I was a student in the UK, when British Aerospace (the guys who mak(d)e Rolls Royce) decided to move some x thousand jobs to Taiwan or some such place. And there was a toon in the Guardian the next morning. Two workers at a fence which reads ” you are here, your job is 5000 miles away” or something very similar. There was a pathos to the cartoon that stuck in my mind and stayed for all these years.
Today I read this really interesting Op-Ed in the New York Times. Basically talking about white collared jobs that have moved to India and China. And talking about how globalisation would harm the American economy.
t’s funny, the world economy has almost turned a full circle.

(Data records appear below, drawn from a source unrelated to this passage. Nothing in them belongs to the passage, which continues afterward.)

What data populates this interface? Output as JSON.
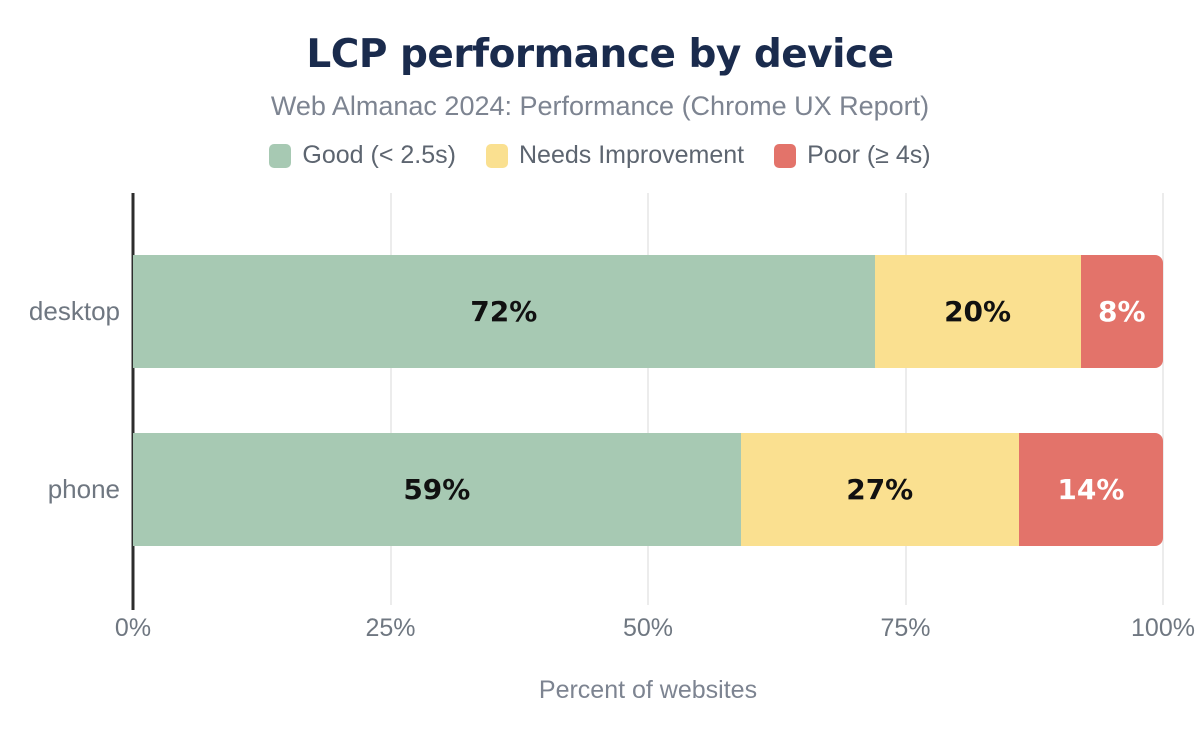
{
  "chart_data": {
    "type": "bar",
    "orientation": "horizontal",
    "stacked": true,
    "title": "LCP performance by device",
    "subtitle": "Web Almanac 2024: Performance (Chrome UX Report)",
    "xlabel": "Percent of websites",
    "categories": [
      "desktop",
      "phone"
    ],
    "series": [
      {
        "name": "Good (< 2.5s)",
        "color": "#a7c9b3",
        "label_color": "#111111",
        "values": [
          72,
          59
        ]
      },
      {
        "name": "Needs Improvement",
        "color": "#fae090",
        "label_color": "#111111",
        "values": [
          20,
          27
        ]
      },
      {
        "name": "Poor (≥ 4s)",
        "color": "#e3736a",
        "label_color": "#ffffff",
        "values": [
          8,
          14
        ]
      }
    ],
    "value_suffix": "%",
    "xticks": [
      0,
      25,
      50,
      75,
      100
    ],
    "xtick_labels": [
      "0%",
      "25%",
      "50%",
      "75%",
      "100%"
    ],
    "xlim": [
      0,
      100
    ],
    "grid": "vertical",
    "legend_position": "top"
  },
  "colors": {
    "title": "#1a2b4d",
    "subtitle": "#7d8491",
    "axis_text": "#6f7781",
    "legend_text": "#5d6570",
    "gridline": "#ececec",
    "axis_line": "#2d2d2d",
    "background": "#ffffff"
  }
}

as a student in the late 1980’s the burning issue was globalisation. How 1st world companies (primarily American) were going to come into our countries, and their products and product lines going to kill our manufacturing. How jobs were going to disappear, and how a skilled workforce would become deskilled labour. And how collective intelligence and wisdom would die away.
It happened. In India and elsewhere. The early 1990’s saw liberalisation of the economy. Saw the coming in of foreign companies. Saw the death of some old time companies and brands, and saw unemployment in key sectors. but we were told – being efficient is part of the magic mantra to success and development. And we bought that argument. Didn’t have a choice. The US government with its super301, the World Bank and the IMF with a gun to one’s head – you had no choice but to agree.
Today the burning topic is globalisation. But the jobs being talked about are American jobs. The trouble is you (one) can’t have it both ways. Can’t have the world opening its doors to your (one’s) products, industries and businesses. And refuse to reciprocate.
What you are seeing today is the culmination of the (in)famous Uruguay round of GATT negotiations, where free trade in services was pushed down the third world’s throat. Presumably the aim was to get major western Insurance, banking companies the right to compete in our markets.
Today countries like India and China providing services to companies elsewhere. Cost efficient services. It will be very difficult if not impossible for any one to really restrict the flow of services.
The solution may be neither unionisation nor protectionism. The solution probably is to provide more cost efficient services. One probable of way of doing that is to get US prices down to the 1950’s level. Another is to stop consuming so much. If the average middle class Indian or Chinese consumed as much as the average middle class American does, there would be no resources in the world.